1周目においては攻略組と生産組の協力体制が整わず、敗退に繋がったという苦い記憶から2周目では、自分が生産組を加速させてくことを決意したようですが。

この「Myrla」、ログアウト・復活不可のデスゲームをする割に詰めが甘いというか。

リリース直後のゲームなんてまぁ、バグの温床だというのは分かりますけど。テストプレイしろ、と思わずプレイヤーが零すくらいには抜け道があったりする模様。

 

懇切丁寧に、閉じ込めた目的やクリア条件を教えてくれる黒幕も現れず。大規模イベントが発生しようとプレイヤーに周知するための通知も行われない。

バグがあちこちに眠っていることもあって、手を尽くしてデスゲームなんて状況を作り出している割に、黒幕の至らなさが見えるというか。

何がしたいのかさっぱりわからないんですよね。全員殺したいなら、早々に街にボスラッシュでもしかければいいだろうにそれもしないし。

明確な目的がないから、ライトプレイヤーがかなり増えているように思います。

まぁ、デスゲームでわざわざ最前線にへばりついてる攻略組は攻略組で、色々と削ぎ落してる感が強いですが。

 

ネームを敗残兵……ラストワンに変更し、生産者として生きる事を決めた少女。

前線組にも伝わってきていた仕様の穴をついて、廃材を釣って釣り技能をカンストさせるし、農場を買ったかと思えば魔界を誕生させるし。

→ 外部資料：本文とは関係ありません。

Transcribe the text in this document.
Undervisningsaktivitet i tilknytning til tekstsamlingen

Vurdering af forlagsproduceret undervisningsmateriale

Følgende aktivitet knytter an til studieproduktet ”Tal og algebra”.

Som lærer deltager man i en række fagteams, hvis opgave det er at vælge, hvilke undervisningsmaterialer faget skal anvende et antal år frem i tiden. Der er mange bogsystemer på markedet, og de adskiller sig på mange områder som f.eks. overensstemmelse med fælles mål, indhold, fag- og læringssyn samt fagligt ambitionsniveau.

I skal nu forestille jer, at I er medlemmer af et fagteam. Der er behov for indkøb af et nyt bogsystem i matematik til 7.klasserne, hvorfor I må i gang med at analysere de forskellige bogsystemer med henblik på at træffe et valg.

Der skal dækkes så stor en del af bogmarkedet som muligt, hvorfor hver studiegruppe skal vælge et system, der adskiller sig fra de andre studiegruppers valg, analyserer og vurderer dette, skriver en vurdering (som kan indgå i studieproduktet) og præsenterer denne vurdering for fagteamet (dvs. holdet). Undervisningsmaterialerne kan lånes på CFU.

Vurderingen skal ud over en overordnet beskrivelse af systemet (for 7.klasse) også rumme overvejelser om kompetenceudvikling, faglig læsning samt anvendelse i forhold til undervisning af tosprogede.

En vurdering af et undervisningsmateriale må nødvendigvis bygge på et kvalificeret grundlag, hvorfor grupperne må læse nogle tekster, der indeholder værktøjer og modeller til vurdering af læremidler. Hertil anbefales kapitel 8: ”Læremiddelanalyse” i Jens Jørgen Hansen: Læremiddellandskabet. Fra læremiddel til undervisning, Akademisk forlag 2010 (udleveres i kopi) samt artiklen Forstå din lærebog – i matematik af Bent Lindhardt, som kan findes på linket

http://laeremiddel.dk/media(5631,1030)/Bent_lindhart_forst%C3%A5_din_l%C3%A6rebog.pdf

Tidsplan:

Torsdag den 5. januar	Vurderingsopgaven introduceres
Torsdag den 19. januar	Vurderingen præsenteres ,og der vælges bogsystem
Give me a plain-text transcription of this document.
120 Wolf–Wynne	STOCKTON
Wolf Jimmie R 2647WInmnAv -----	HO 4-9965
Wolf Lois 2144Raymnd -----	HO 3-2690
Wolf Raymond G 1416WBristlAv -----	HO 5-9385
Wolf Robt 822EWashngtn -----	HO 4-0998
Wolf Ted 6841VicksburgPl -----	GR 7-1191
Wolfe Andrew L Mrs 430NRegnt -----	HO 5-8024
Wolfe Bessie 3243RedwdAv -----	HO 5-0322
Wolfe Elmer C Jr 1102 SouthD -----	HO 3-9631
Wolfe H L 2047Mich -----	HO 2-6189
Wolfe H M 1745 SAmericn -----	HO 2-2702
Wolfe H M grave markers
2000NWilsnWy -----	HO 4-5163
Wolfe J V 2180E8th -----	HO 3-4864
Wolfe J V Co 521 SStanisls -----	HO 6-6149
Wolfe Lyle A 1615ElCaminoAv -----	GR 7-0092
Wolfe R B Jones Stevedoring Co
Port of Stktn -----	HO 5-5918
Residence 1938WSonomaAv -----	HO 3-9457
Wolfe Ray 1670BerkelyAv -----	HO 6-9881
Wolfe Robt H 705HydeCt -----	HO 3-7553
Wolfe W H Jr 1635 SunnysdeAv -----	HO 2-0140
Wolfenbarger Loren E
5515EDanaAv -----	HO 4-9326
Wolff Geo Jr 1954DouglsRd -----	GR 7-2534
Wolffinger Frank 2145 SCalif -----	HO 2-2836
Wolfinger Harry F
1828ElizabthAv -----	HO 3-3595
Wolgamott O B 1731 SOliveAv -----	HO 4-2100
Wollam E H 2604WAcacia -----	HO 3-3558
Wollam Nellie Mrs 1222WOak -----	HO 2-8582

一歩も街から出ない状態で、どんどん新情報をばら撒いて、状況を加速させていってるのは中々愉快でしたねー。

 

条件が整ったからと言って前線に踏み込んで、高価なアイテム発掘してるのには若干引きましたが。道中で6回死にかけておいて「このゲームまじ楽しい」じゃないんだよ。

元攻略組としての狂気が全然抜けてないじゃん。そりゃ、邪神なんて仇名つける奴も出てくるよ。

あまりに色々とやりすぎて、ボス戦攻略にまで駆り出されてたり、アイテムとPS駆使してかなり活躍してるのは正直笑った。何しているんだこの生産職(偽)……。